Cumhurbaşkanı Erdoğan, “Milletimizi, ruhunu 12 Eylül vesayetçilerinin üflediği darbe mahsulü mevcut anayasadan kurtarma irademiz bakidir. İmkan bulduğumuzda ülkemizi sivil, özgürlükçü ve kuşatıcı bir anayasaya mutlaka kavuşturacağız.” dedi.
Cumhurbaşkanı Recep Tayyip Erdoğan, Danıştay Başkanlığı Konferans Salonu’nda düzenlenen, Danıştay’ın 154. Kuruluş Yıl Dönümü Töreni’nde yaptığı konuşmada, Türkiye’nin en köklü kurumlarından olan Danıştay’ın 154. kuruluş yıl dönümünü tebrik etti.
İdari Yargı Günü’nde, Şurayı Devlet’ten bugüne Danıştay’da görev yapan tüm hakimleri ve personeli şükranla anan Erdoğan, yönetimin yargı yoluyla denetlenmesi görevini üstlenen Danıştay’ın, devletle vatandaş arasındaki ihtilafların hukuk marifetiyle çözümünü sağladığını söyledi.
Cumhurbaşkanı Erdoğan, Danıştay’ın ifa ettiği bu kritik vazifenin hukuk devleti ilkesinin gerçek manada ve tüm unsurlarıyla hayata geçmesi manasına geldiğini belirtti.

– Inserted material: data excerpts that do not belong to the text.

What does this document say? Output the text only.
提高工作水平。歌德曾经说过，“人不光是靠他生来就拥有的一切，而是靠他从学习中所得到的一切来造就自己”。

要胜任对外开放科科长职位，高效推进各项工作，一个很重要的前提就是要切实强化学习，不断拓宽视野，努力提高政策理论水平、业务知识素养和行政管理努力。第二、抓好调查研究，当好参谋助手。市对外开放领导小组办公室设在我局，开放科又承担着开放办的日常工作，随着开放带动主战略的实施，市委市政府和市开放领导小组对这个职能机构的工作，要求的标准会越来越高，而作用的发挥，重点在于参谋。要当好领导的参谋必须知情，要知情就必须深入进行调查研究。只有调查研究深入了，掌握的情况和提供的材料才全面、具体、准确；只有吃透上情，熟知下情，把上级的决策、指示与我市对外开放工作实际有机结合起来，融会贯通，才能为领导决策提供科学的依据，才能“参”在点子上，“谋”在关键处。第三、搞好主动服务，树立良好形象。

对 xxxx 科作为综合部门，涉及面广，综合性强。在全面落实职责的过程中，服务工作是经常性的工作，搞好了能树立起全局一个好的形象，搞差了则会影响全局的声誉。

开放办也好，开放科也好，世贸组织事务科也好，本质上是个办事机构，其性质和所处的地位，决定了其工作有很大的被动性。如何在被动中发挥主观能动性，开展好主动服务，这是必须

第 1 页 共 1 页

Verdiği kararlarla alt derece mahkemelerine yol gösteren Danıştay’ın, her kademede hukukun, Anayasaya ve yasalara uygun şekilde işlemesini temin ettiğini dile getiren Erdoğan, sözlerini şöyle sürdürdü:
“Milletimizin 16 Nisan 2017’deki halk oylamasıyla Cumhurbaşkanlığı Hükümet Sistemi’ne geçişi onayladığı Anayasa değişikliğinde, yargının bağımsızlığı ilkesi, tarafsızlığıyla tahkim edilmişti. Böylece millet adına karar vererek hakemlik görevini üstlenen yargı, güçler ayrılığında hak ettiği yeri tam manasıyla almış oldu. Elbet bu noktaya bir anda ve durduk yere gelinmemiştir. Cumhuriyet tarihi, maalesef yargının darbeciler ve vesayet güçleri lehine taraf olduğu Yassıada yargılamalarından 28 Şubat brifinglerine kadar pek çok kötü örneklerle doludur.”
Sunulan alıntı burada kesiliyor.